#DigitalPPG is a recurring column by Charisse Lambert, a writer specializing in the convergence of sports, tech, and urban brand campaigns.
How we watch sports is about to change in a major way. And at the heart of that transformation is a familiar gaming technology—virtual reality. What was once seen as fantasy, VR technology has quickly entered the sports world, and is changing the way coaches conduct practice and train players. It is also enhancing the fan experience by allowing an all-access approach to fans’ favorite sports teams, enabling the masses to experience what only a limited number might otherwise enjoy.

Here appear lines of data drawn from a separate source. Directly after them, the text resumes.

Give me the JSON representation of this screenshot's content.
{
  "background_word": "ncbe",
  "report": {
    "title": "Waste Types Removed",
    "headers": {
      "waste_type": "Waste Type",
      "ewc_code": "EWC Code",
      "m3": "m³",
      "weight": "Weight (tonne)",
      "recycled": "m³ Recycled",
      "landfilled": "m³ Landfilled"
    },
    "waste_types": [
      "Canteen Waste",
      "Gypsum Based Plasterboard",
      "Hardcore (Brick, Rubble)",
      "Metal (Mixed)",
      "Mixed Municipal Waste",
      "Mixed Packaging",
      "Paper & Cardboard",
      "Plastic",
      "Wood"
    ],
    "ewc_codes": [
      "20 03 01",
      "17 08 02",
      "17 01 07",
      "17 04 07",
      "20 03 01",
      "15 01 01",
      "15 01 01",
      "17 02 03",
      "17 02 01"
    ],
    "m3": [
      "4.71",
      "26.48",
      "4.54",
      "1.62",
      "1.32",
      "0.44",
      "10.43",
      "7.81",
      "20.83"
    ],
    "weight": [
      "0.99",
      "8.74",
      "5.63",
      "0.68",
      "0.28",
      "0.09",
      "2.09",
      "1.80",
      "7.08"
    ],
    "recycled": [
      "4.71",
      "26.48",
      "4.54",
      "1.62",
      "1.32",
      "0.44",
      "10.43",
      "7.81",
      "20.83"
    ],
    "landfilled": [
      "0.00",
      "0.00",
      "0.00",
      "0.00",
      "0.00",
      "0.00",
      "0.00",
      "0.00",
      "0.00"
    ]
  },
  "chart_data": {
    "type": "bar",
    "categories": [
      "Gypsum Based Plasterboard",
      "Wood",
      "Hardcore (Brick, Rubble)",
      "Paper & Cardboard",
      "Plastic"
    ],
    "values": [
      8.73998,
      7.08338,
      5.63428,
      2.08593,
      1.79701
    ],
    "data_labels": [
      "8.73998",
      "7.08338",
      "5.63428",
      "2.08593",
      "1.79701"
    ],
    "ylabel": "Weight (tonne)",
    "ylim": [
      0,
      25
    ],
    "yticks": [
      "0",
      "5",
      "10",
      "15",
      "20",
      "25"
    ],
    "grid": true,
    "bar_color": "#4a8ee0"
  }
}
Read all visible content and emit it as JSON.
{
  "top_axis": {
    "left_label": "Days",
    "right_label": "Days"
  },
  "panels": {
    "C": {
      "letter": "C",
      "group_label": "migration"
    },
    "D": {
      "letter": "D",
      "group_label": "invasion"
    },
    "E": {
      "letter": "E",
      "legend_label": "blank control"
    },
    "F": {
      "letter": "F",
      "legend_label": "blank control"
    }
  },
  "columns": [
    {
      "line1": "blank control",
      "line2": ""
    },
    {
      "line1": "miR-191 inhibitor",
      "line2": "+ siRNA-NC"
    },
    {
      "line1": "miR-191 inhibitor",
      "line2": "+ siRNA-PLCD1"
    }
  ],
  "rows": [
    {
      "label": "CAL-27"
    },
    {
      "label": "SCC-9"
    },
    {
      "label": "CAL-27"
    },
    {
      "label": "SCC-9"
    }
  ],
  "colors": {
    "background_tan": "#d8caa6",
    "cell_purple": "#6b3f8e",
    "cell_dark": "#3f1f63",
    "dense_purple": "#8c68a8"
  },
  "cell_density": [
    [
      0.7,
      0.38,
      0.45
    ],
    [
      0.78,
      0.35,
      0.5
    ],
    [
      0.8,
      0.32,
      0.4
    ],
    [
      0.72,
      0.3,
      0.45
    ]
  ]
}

STriVR Labs, which stands for Sports Training in Virtual Reality, is a leader in the sports VR space. The company’s client list includes at least six NFL teams and even more college teams, including Arkansas, Auburn, Vanderbilt and Clemson. Video is shot on a 360-degree camera cluster atop a lightweight tripod, which is placed alongside selected players in practice. The video is uploaded to a VR database, where it can be viewed through an Oculus Rift headset.
The benefits of using VR technology is not lost on many who play contact sports like football, where injuries are an inevitable part of the game and head trauma has become a part of the public conversation. Programs are venturing into virtual reality as a perfect step forward in the world of athletic training. Because the mind has no way of distinguishing between a real situation and one generated by the technology, it is the ideal means of supplementing work on the field, on the court, on the ice, to further a player’s skill development and knowledge of the game. What virtual reality brings to the table is the ability to let athletes practice without stepping on the field, increasing reps while minimizing injuries.
At present, virtual reality is a high-end product that comes at significant expense. But that will likely change—as soon as this year. In the same ways that the earliest high definition tech wasn’t yet completely streamlined when networks began to switch to HD, we are still in the infancy of VR and the headsets on the market have yet to be perfected. But as companies like Samsung develop smaller, more comfortable VR wearables, many predict that the technology will see a boom similar to that of HD in the early 2000s.
And as the price point drops, look for the interest from teams and leagues in monetizing virtual reality to continue to skyrocket. The NBA made history on opening night this season when it became the first major sports league to offer a live-streamed version of a game in virtual reality. NASCAR and the NFL both have been in experimental stages with using the technology to stream events. Recently, FOX Sports began collaborating with company NextVR to bring live VR coverage of the Premier Boxing Champions (PBC) matches. And there was even the recent announcement from CNET founder Halsey Minor of a virtual reality network launching in the second quarter of this year that will focus on sports and music events.
It’s still early, but I am calling it: Viewing live sports via virtual reality will be the next big breakthrough on the sports broadcasting landscape. Mark it.